A jury of seven women and five men found Officer Wayne Isaacs not guilty in the shooting death of Delrawn Small, 37, who the officer claimed attacked him during a traffic dispute in Brooklyn on July 4, 2016, The New York Times reported. Isaacs faced both second–degree murder and manslaughter charges in the killing, which could’ve landed him anywhere from 25 years to life behind bars if convicted.
The verdict drew cheers of joy and relief from the officer’s family. Meanwhile, those who had gathered to see justice for Small, including relatives and community activists, were roiled with anger and disbelief.
“Every piece of evidence pointed to a guilty verdict — every single piece,” Small’s brother, Victor Dempsey, said, enraged, according to the New York Post. “He is a murderer, that’s it … How the hell are we supposed to feel now?”
With tears in her eyes, the slain man’s sister, Victoria Davis, expressed disbelief as to how and why the court didn’t find her brother’s killer guilty.
“He took everything from us!” she sobbed.
Isaacs testified in his own defense last week, telling jurors he opened fire on Small after the father of two approached his car at a stoplight and threatened to “f—-g kill” him. He also claimed Small punched him in the face multiple times.
“At this point, I’m thinking, you know, I’m here in East New York, at that time of the night,” Isaacs testified, according to court transcripts.”I’m here and I’m thinking maybe somebody, you know, somebody recognizes me from a previous arrest, or I was going to be carjacked. Something bad seemed like it [was] going to happen because he — you could tell he was in a rage coming at me.”
Surveillance footage released almost a week after the shooting showed no altercation had occurred, however. The grainy footage revealed that the officer started shooting moments before Small even reached the driver side window. He was shot three times at close range before stumbling onto the pavement.
Small’s girlfriend and 14-year-old stepdaughter, who witnessed the deadly shooting from their car, testified that Isaacs had cut them off in traffic minutes before the incident.
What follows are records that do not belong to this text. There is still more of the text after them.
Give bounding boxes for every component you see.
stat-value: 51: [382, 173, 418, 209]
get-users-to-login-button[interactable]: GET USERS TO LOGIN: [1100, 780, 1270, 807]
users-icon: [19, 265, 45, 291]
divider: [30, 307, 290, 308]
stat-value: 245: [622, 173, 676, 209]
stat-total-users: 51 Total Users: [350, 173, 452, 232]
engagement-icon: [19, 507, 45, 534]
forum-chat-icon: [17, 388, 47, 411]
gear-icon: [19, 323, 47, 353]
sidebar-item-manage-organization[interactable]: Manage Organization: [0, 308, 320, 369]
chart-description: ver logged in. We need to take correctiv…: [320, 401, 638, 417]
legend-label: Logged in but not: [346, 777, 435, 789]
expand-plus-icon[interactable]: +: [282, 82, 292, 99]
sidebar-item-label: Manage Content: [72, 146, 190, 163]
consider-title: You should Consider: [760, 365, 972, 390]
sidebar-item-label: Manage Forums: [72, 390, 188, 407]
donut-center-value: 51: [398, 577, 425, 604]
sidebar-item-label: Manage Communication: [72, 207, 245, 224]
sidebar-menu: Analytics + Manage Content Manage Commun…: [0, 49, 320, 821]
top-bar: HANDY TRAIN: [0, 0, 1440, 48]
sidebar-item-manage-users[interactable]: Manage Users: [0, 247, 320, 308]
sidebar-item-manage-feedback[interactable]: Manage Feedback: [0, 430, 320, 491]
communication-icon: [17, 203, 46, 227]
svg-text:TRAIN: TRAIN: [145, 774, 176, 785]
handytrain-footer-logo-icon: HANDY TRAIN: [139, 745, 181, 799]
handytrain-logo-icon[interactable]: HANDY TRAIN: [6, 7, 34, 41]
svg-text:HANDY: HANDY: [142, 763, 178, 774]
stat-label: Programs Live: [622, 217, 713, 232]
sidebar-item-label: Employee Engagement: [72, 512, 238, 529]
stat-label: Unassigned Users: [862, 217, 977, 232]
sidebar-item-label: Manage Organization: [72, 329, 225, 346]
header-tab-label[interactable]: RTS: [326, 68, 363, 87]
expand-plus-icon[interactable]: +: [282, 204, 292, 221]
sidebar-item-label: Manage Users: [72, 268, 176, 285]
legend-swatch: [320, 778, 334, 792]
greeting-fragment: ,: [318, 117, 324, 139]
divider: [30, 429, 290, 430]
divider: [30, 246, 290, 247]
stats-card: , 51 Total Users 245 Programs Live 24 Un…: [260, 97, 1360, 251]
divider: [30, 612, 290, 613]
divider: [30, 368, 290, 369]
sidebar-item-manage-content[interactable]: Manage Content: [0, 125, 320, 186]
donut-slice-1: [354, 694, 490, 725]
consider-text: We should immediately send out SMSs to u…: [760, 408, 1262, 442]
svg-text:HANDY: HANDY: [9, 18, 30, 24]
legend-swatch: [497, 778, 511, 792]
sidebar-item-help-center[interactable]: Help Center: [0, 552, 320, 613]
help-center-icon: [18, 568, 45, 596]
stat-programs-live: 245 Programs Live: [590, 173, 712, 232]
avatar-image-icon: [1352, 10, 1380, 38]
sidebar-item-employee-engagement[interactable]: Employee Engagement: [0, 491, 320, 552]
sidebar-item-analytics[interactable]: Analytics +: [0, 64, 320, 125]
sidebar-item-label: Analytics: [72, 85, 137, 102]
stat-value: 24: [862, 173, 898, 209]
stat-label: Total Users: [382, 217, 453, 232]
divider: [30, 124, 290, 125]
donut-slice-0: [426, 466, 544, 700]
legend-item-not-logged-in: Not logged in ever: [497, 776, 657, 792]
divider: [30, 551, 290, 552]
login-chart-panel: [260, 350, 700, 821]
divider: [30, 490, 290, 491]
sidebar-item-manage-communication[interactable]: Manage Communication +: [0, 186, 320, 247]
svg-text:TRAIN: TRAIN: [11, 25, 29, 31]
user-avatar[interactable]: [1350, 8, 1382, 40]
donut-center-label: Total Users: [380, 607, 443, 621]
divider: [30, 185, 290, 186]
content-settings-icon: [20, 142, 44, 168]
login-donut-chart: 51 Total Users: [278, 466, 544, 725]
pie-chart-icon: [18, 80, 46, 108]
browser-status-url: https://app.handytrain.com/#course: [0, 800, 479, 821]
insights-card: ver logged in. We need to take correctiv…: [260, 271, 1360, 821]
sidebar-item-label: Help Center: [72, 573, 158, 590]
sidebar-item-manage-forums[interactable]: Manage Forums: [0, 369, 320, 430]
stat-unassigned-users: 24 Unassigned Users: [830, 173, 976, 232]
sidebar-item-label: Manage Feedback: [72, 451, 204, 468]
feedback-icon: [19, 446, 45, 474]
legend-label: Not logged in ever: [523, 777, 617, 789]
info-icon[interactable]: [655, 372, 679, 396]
Isaacs is the first officer to be tried under a 2015 executive ruling by Gov. Andrew Cuomo to probe and prosecute police killings of unarmed civilians, the Times reported. The order was spurred by public outcry over the high profile police killings of Black Americans.
Isaacs remains on paid suspension and could still face departmental charges, according to the newspaper. Brooklyn Supreme Court Judge Alexander Jeong left the officer with these words:
“Only you know what exactly happened out there. So no one’s passing any judgment. And let’s try to hope that we have no further incidents like this in the future. I guess that is the only thing I can hope for.”